Samiq no pudo respirar ni articular palabra. Kiin, Kiin, Kiin… ¿Era posible que Kiin hubiese muerto? Se le aparecía tan a menudo en sus sueños… ¿Los muertos eran capaces de aparecer en los sueños?

—No —dijo Samiq y habló en voz baja, como si rechazara un bocado exquisito, como si le dijera a Reyezuela, su hermana pequeña, que no se acercase a sus armas. Miró a su hermano y añadió—: Amgigh, no es posible…

Amgigh no se apartó ni intentó ocultar sus ojos.
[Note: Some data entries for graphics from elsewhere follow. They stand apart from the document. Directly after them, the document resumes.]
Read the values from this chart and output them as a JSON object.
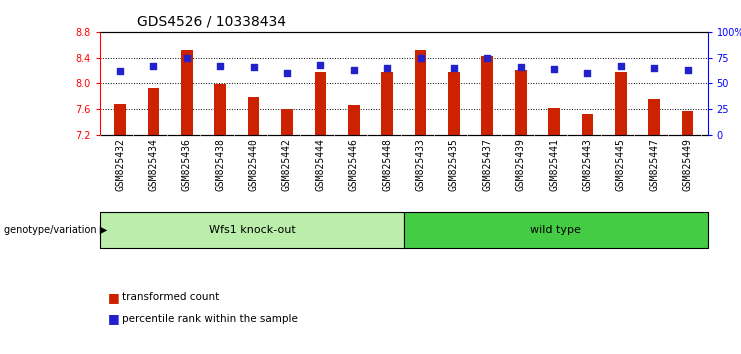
{
  "title": "GDS4526 / 10338434",
  "samples": [
    "GSM825432",
    "GSM825434",
    "GSM825436",
    "GSM825438",
    "GSM825440",
    "GSM825442",
    "GSM825444",
    "GSM825446",
    "GSM825448",
    "GSM825433",
    "GSM825435",
    "GSM825437",
    "GSM825439",
    "GSM825441",
    "GSM825443",
    "GSM825445",
    "GSM825447",
    "GSM825449"
  ],
  "transformed_count": [
    7.68,
    7.92,
    8.52,
    7.98,
    7.78,
    7.6,
    8.18,
    7.66,
    8.18,
    8.52,
    8.18,
    8.42,
    8.2,
    7.62,
    7.52,
    8.18,
    7.76,
    7.56
  ],
  "percentile_rank": [
    62,
    67,
    75,
    67,
    66,
    60,
    68,
    63,
    65,
    75,
    65,
    75,
    66,
    64,
    60,
    67,
    65,
    63
  ],
  "bar_color": "#cc2200",
  "dot_color": "#2222cc",
  "ylim_left": [
    7.2,
    8.8
  ],
  "ylim_right": [
    0,
    100
  ],
  "yticks_left": [
    7.2,
    7.6,
    8.0,
    8.4,
    8.8
  ],
  "yticks_right": [
    0,
    25,
    50,
    75,
    100
  ],
  "ytick_labels_right": [
    "0",
    "25",
    "50",
    "75",
    "100%"
  ],
  "group1_label": "Wfs1 knock-out",
  "group2_label": "wild type",
  "group1_color": "#bbeeaa",
  "group2_color": "#44cc44",
  "group1_count": 9,
  "group2_count": 9,
  "genotype_label": "genotype/variation",
  "legend_bar_label": "transformed count",
  "legend_dot_label": "percentile rank within the sample",
  "bg_color": "#ffffff",
  "plot_bg_color": "#ffffff",
  "title_fontsize": 10,
  "tick_fontsize": 7,
  "label_fontsize": 8,
  "bar_width": 0.35,
  "xtick_bg": "#dddddd"
}
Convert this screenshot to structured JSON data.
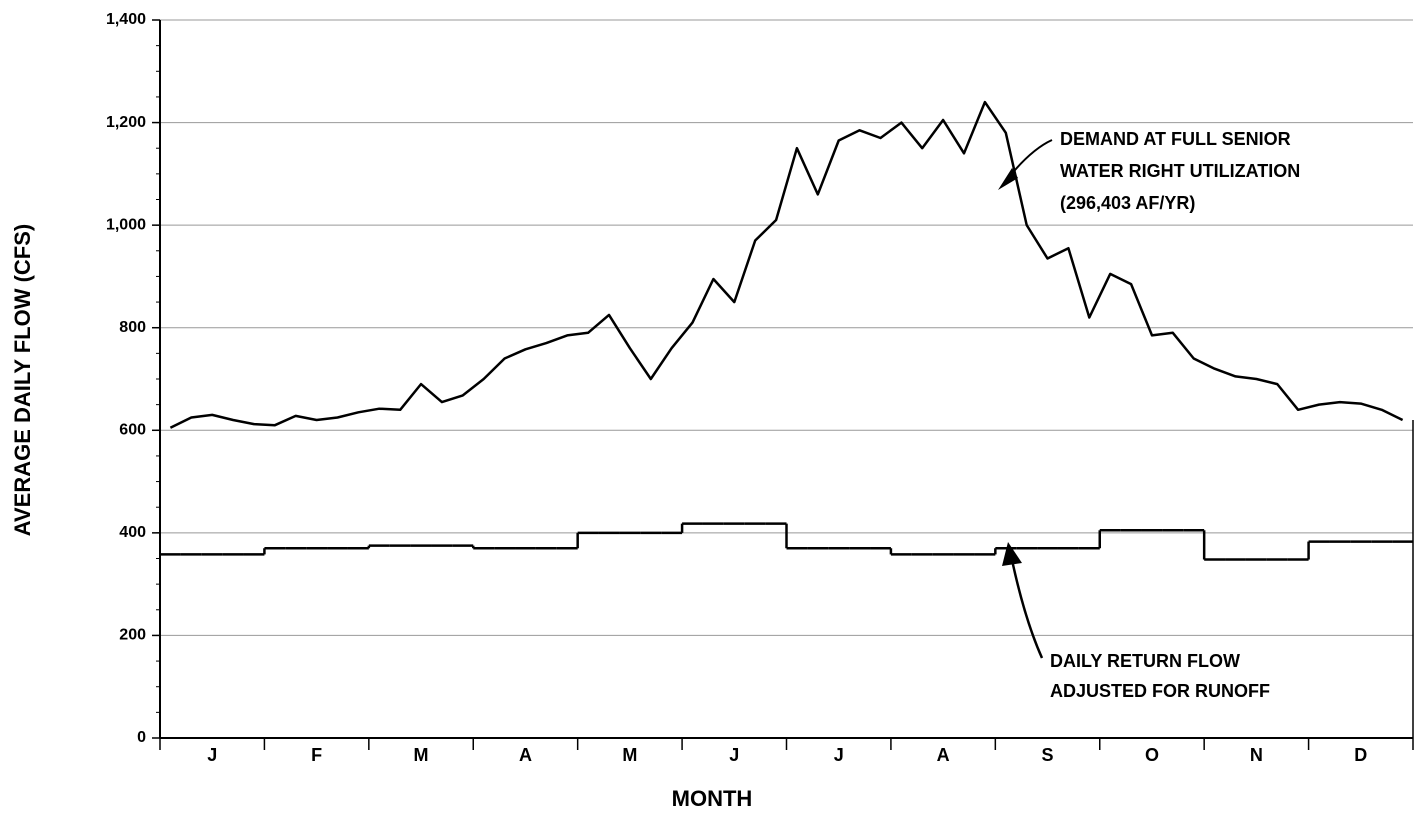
{
  "chart_data": {
    "type": "line",
    "y_label": "AVERAGE DAILY FLOW (CFS)",
    "x_label": "MONTH",
    "categories": [
      null,
      null,
      "J",
      null,
      null,
      null,
      null,
      "F",
      null,
      null,
      null,
      null,
      "M",
      null,
      null,
      null,
      null,
      "A",
      null,
      null,
      null,
      null,
      "M",
      null,
      null,
      null,
      null,
      "J",
      null,
      null,
      null,
      null,
      "J",
      null,
      null,
      null,
      null,
      "A",
      null,
      null,
      null,
      null,
      "S",
      null,
      null,
      null,
      null,
      "O",
      null,
      null,
      null,
      null,
      "N",
      null,
      null,
      null,
      null,
      "D",
      null,
      null
    ],
    "series": [
      {
        "color": "#000000",
        "style": "line",
        "values": [
          605,
          625,
          630,
          620,
          612,
          610,
          628,
          620,
          625,
          635,
          642,
          640,
          690,
          655,
          668,
          700,
          740,
          758,
          770,
          785,
          790,
          825,
          760,
          700,
          760,
          810,
          895,
          850,
          970,
          1010,
          1150,
          1060,
          1165,
          1185,
          1170,
          1200,
          1150,
          1205,
          1140,
          1240,
          1180,
          1000,
          935,
          955,
          820,
          905,
          885,
          785,
          790,
          740,
          720,
          705,
          700,
          690,
          640,
          650,
          655,
          652,
          640,
          620
        ]
      },
      {
        "color": "#000000",
        "style": "step",
        "values": [
          358,
          358,
          358,
          358,
          358,
          370,
          370,
          370,
          370,
          370,
          375,
          375,
          375,
          375,
          375,
          370,
          370,
          370,
          370,
          370,
          400,
          400,
          400,
          400,
          400,
          418,
          418,
          418,
          418,
          418,
          370,
          370,
          370,
          370,
          370,
          358,
          358,
          358,
          358,
          358,
          370,
          370,
          370,
          370,
          370,
          405,
          405,
          405,
          405,
          405,
          348,
          348,
          348,
          348,
          348,
          383,
          383,
          383,
          383,
          383
        ]
      }
    ],
    "ylim": [
      0,
      1400
    ],
    "yticks": [
      0,
      200,
      400,
      600,
      800,
      {
        "value": 1000,
        "label": "1,000"
      },
      {
        "value": 1200,
        "label": "1,200"
      },
      {
        "value": 1400,
        "label": "1,400"
      }
    ],
    "grid": true,
    "annotations": [
      {
        "lines": [
          "DEMAND AT FULL SENIOR",
          "WATER RIGHT UTILIZATION",
          "(296,403 AF/YR)"
        ]
      },
      {
        "lines": [
          "DAILY RETURN FLOW",
          "ADJUSTED FOR RUNOFF"
        ]
      }
    ]
  }
}
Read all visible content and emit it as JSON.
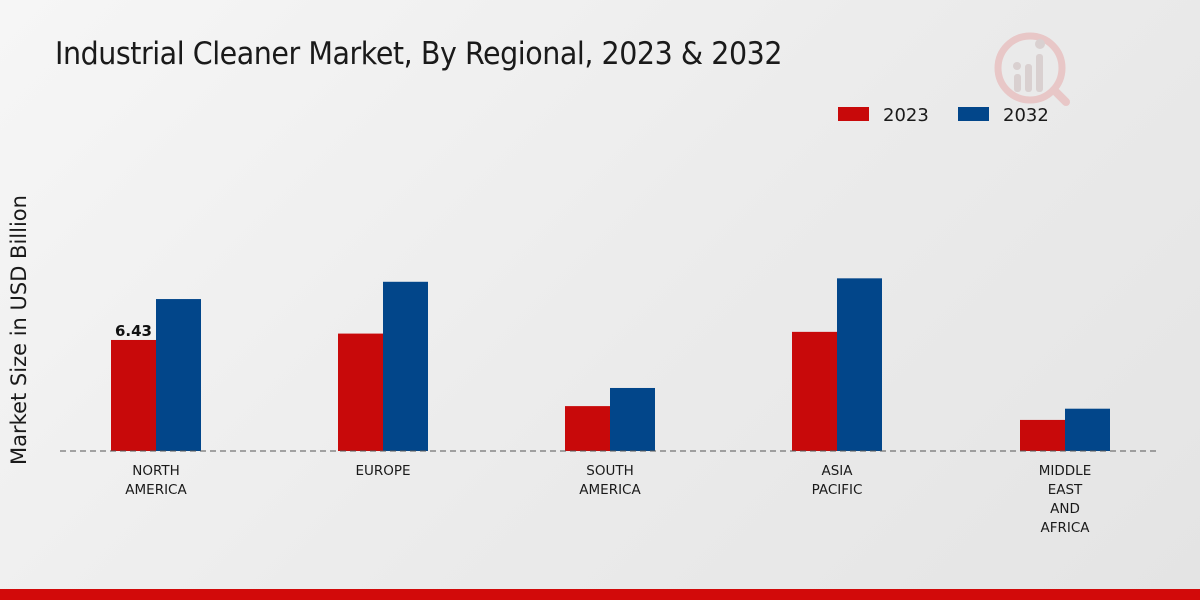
{
  "chart_data": {
    "type": "bar",
    "title": "Industrial Cleaner Market, By Regional, 2023 & 2032",
    "ylabel": "Market Size in USD Billion",
    "xlabel": "",
    "categories": [
      [
        "NORTH",
        "AMERICA"
      ],
      [
        "EUROPE"
      ],
      [
        "SOUTH",
        "AMERICA"
      ],
      [
        "ASIA",
        "PACIFIC"
      ],
      [
        "MIDDLE",
        "EAST",
        "AND",
        "AFRICA"
      ]
    ],
    "series": [
      {
        "name": "2023",
        "color": "#c8090a",
        "values": [
          6.43,
          6.8,
          2.6,
          6.9,
          1.8
        ]
      },
      {
        "name": "2032",
        "color": "#02468a",
        "values": [
          8.8,
          9.8,
          3.65,
          10.0,
          2.45
        ]
      }
    ],
    "data_labels": [
      {
        "series": 0,
        "index": 0,
        "text": "6.43"
      }
    ],
    "ylim": [
      0,
      15
    ],
    "grid": false,
    "legend_position": "top-right"
  }
}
Samiq vio su angustia, la pena de un hombre por su mujer, y supo que Grandes Dientes decía la verdad.

—Amgigh, cuánto lo siento… —añadió Samiq.

—Ocurrió mientras yo estaba en la aldea de los Cazadores de Ballenas —explicó Amgigh—. Salió a pescar y… —Se le quebró la voz y bajó la cabeza—. El mar se la llevó.

El silencio reinó unos instantes y Samiq supo que si no hablaba se echaría a llorar, lloraría por la esposa de otro hombre, lloraría como un niño. Pronunció las primeras palabras que se le ocurrieron y que no guardaban la menor relación con Kiin ni con Aka:

—He aprendido a cazar ballenas. He vuelto para enseñarte, para enseñar a todos los Primeros Hombres.

Aunque Amgigh levantó la cabeza y sonrió, su aflicción aún era perceptible en la mirada y Samiq notó algo más, algo que ya conocía; la expresión que Amgigh había adoptado de pequeño cada vez que lo superaba en una carrera, cada vez que arrojaba piedras más lejos o con más fuerza: ira.

La pena era comprensible, pero la ira, ¿por qué?